De la même façon ce qui est choquant dans cette nouvelle tendance d’occuper l’espace public la nuit c’est l’absence de régulation protégeant aussi les consommateurs d’alcool et d’autres substances. Au-delà des nuisances sonores, comment peut-on tolérer des dérives nocturnes conduisant à des états d’hyper alcoolisation des jeunes, véritable fléau, quand il existe un arrêté interdisant, comme c'est le cas au canal St Martin, la consommation d’alcool à partir de 21 heures et dont les conséquences indirectes mesurables sont les 2,5 tonnes de canettes de bière, de bouteilles d’alcool et de déchets ramassées tous les matins sur le quai.
Face à cette réalité, il existe des perceptions différentes. Nous tenons ici à saluer les propos du Préfet de Police de Paris expliquant récemment dans Le Parisien sa politique consistant à faire respecter simplement la loi dans un souci d’équité et de protection de la tranquillité des riverains. Nous sommes également intéressés par la mise en place de la police de sécurité du quotidien et nous sommes prêts à être impliqués dans cette nouvelle démarche. Enfin nous saluons la prise d’arrêté interdisant la consommation d’alcool dans certains lieux mais nous demandons qu’ils soient effectivement respectés.
Nous voulons que parallèlement à la politique du développement de la nuit, la mairie de Paris s’engage dans une vraie politique de lutte contre le bruit intégrant en priorité le bruit de la nuit. Nous demandons à Mme Hidalgo qu’elle ait pour la pollution par le bruit la même détermination qu’elle affiche pour la pollution atmosphérique.

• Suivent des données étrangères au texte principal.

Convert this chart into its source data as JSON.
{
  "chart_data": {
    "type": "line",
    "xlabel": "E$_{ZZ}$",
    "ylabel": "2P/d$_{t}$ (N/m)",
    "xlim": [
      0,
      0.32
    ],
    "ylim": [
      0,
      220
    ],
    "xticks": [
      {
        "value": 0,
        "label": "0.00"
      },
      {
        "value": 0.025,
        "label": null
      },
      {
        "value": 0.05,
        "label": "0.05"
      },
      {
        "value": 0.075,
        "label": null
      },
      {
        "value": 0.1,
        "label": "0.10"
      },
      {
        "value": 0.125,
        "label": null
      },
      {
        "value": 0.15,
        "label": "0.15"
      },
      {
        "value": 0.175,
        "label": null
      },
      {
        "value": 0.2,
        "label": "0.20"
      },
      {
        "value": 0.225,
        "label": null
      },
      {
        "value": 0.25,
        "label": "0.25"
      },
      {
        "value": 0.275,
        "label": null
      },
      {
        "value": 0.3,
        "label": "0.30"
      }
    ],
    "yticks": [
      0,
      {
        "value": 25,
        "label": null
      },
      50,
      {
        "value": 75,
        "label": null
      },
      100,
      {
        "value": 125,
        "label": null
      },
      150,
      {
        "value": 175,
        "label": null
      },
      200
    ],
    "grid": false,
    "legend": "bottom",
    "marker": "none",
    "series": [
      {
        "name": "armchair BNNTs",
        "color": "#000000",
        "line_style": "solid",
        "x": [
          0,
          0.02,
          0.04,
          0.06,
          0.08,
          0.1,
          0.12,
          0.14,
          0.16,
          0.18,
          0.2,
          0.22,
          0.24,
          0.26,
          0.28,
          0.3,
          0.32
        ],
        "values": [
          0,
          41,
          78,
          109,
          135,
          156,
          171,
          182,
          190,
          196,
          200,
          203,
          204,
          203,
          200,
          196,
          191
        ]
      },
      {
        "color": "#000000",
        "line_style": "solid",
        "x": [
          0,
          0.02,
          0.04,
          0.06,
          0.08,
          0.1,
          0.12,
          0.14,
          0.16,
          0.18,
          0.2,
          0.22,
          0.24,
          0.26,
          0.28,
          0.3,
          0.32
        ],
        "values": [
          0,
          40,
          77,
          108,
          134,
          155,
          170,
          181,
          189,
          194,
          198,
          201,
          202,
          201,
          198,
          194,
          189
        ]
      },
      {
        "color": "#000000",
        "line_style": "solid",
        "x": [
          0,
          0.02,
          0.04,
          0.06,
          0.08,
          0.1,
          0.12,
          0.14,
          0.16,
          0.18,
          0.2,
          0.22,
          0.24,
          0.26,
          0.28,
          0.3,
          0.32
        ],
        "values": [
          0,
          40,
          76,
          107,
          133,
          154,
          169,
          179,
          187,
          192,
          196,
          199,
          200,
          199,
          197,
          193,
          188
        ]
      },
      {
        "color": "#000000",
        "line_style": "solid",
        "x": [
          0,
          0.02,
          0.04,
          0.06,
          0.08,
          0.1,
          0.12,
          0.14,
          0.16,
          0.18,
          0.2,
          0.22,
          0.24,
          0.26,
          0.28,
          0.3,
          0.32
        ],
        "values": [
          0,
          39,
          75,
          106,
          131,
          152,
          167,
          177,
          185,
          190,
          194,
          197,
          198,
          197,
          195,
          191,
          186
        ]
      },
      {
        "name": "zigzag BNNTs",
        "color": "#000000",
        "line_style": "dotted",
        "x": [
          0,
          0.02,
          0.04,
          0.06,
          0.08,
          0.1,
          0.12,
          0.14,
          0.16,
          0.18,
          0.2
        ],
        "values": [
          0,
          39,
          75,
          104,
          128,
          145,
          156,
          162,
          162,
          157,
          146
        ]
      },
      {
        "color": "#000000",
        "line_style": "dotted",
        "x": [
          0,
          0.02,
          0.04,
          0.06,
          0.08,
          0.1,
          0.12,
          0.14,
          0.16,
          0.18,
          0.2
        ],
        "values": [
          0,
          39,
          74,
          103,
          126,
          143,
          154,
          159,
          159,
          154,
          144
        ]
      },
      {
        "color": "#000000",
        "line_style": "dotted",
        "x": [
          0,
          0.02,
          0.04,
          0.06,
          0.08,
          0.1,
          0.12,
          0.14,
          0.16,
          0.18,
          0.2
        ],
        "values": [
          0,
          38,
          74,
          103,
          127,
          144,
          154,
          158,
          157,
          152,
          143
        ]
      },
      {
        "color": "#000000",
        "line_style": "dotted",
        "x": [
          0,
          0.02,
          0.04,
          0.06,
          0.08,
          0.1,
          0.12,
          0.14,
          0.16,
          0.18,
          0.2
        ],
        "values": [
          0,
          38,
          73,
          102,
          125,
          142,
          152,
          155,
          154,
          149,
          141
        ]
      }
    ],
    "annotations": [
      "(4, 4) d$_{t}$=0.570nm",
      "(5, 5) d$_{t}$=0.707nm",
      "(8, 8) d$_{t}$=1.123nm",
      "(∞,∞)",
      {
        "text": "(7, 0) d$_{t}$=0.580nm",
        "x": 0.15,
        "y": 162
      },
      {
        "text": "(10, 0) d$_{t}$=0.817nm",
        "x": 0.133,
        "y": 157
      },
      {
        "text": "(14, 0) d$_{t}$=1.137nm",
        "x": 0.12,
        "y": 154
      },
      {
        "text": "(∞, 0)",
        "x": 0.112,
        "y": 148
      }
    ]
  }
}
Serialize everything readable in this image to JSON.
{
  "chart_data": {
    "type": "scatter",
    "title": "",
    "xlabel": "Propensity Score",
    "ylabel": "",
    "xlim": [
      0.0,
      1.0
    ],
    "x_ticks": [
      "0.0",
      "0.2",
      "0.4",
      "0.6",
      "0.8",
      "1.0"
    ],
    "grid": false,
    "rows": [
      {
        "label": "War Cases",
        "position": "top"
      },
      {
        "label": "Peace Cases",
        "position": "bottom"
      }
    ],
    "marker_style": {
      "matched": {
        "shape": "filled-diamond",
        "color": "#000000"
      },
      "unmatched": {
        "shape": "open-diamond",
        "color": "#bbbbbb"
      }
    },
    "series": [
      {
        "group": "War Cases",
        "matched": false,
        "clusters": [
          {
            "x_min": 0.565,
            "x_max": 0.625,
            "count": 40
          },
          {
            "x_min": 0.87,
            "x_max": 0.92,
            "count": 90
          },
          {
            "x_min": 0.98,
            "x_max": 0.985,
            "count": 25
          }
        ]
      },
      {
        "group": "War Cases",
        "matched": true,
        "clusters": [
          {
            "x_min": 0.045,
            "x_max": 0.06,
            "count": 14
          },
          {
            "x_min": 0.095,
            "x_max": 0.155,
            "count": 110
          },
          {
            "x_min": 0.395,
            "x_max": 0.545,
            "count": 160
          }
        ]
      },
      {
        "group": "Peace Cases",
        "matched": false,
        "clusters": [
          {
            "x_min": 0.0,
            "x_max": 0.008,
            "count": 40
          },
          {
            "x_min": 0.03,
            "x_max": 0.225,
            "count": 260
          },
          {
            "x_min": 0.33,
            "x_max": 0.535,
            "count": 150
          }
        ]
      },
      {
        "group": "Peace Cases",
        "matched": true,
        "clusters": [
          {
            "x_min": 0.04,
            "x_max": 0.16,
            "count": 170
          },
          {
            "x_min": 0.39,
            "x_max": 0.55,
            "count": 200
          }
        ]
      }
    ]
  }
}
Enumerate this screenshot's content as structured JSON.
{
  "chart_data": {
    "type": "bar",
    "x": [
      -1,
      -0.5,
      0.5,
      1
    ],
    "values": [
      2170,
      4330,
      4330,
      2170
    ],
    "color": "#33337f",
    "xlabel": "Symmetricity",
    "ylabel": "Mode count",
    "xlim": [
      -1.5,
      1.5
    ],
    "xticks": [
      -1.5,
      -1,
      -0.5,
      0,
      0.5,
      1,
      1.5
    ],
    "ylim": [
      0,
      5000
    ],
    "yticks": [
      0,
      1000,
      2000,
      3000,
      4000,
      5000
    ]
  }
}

Nous demandons que soit mis fin à cette incroyable asymétrie entre ceux qui sont responsables des nuisances et ceux qui les subissent. C’est simplement une question d’égalité des citoyens face à la loi. Nous demandons à travailler avec les mairies, la Préfecture de Police et tous les services concernés, à la mise en place d’un circuit court aidant et protégeant les riverains subissant des nuisances pour y mettre fin le plus rapidement possible. Un tel système est opérationnel dans la ville de Rotterdam.
Enfin nous demandons que pour les occupations nocturnes de l’espace public nous puissions définir, sous la coordination de la Mairie de Paris et de la Préfecture de Police, un cadre clair de régulation des nuisances élaboré en concertation étroite avec les riverains et une évaluation de la situation régulièrement sur des critères objectifs partagés.
En conclusion nous pensons qu’il est tout à fait possible de développer une vie nocturne équilibrée. Pour ce faire, il est urgent de corriger les asymétries d’aujourd’hui. Nous voulons travailler avec les différentes entités concernées pour y parvenir.